Il settore energetico è oggi uno dei contesti in cui questo si manifesta con maggiore chiarezza. L’interdipendenza crescente tra infrastrutture fisiche e sistemi digitali, la differenza di scala tra i tempi decisionali umani e quelli delle macchine e l’ibridazione tra energia, clima, geopolitica e finanza hanno prodotto un sistema ad accoppiamento forte (tightly-coupled). In un contesto di questo tipo, piccoli shock possono propagarsi con velocità e intensità che sfuggono alla previsione lineare, la stessa su cui per decenni si è fondata la pianificazione strategica.

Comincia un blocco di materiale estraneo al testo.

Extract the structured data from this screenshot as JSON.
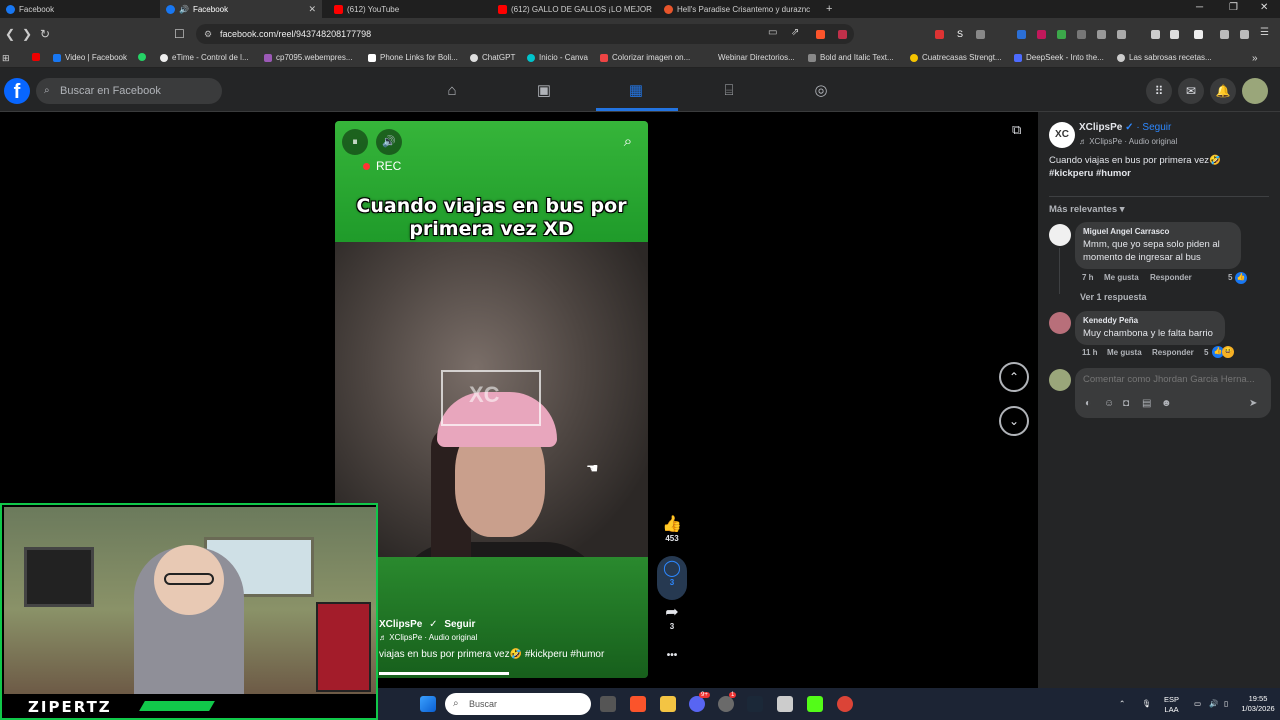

In questo quadro, la resilienza diventa una lente più adatta del tradizionale risk management. Non perché la previsione non sia più utile, ma perché non può essere l’unico strumento in un mondo dove gli stati futuri non sono dati, ma emergono mentre gli attori interagiscono. La resilienza consente di distinguere tre modalità di risposta: l’assorbimento, l’adattamento e la trasformazione. L’assorbimento è tipico delle infrastrutture critiche che devono ripristinare rapidamente la funzionalità, come accade nei blackout elettrici dovuti a eventi climatici estremi. L’adattamento emerge quando lo shock modifica durevolmente procedure e modelli operativi, come è accaduto con la digitalizzazione accelerata imposta dalla pandemia. La trasformazione si manifesta invece quando la perturbazione apre la strada a un ripensamento radicale. Nel mondo dell’energia, un esempio chiaro è il modo in cui lo shock dei prezzi del gas del 2021–2022 ha accelerato, in molti Paesi europei, non solo investimenti nelle rinnovabili, ma un ridisegno complessivo dei modelli di approvvigionamento, della governance del sistema elettrico e della struttura dei mercati: lo shock non ha solo modificato pratiche operative, ha avviato una vera riconfigurazione strategica.

Per imprese, istituzioni e gestori di infrastrutture energetiche, la domanda cruciale diventa allora quale combinazione di stabilità e cambiamento permetta di operare in una condizione di permacrisi. Una possibile risposta passa attraverso la comprensione delle interdipendenze più che dei singoli rischi, l’apertura cognitiva necessaria per riconoscere la novità e la capacità di distinguere ciò che è davvero rilevante per la continuità della propria value proposition da ciò che è semplicemente inatteso ma marginale.

In un’epoca in cui gli shock si sovrappongono, la vera capacità competitiva non risiede nel prevedere l’imprevedibile, ma nel costruire organizzazioni capaci di evolvere mentre il contesto si trasforma. A ciò servono apertura cognitiva, una cultura non del controllo ma della co-evoluzione, e tempi e spazi dedicati all’esplorazione di mondi possibili che la sola focalizzazione sull’efficienza non consentirebbe di vedere. In fondo, riconoscere che l’imprevedibile è portatore di novità, e non solo di minacce, è il primo passo per sviluppare quella resilienza adattiva e trasformativa che permette non solo di resistere agli shock, ma di usarli come leva per immaginare e costruire futuri diversi.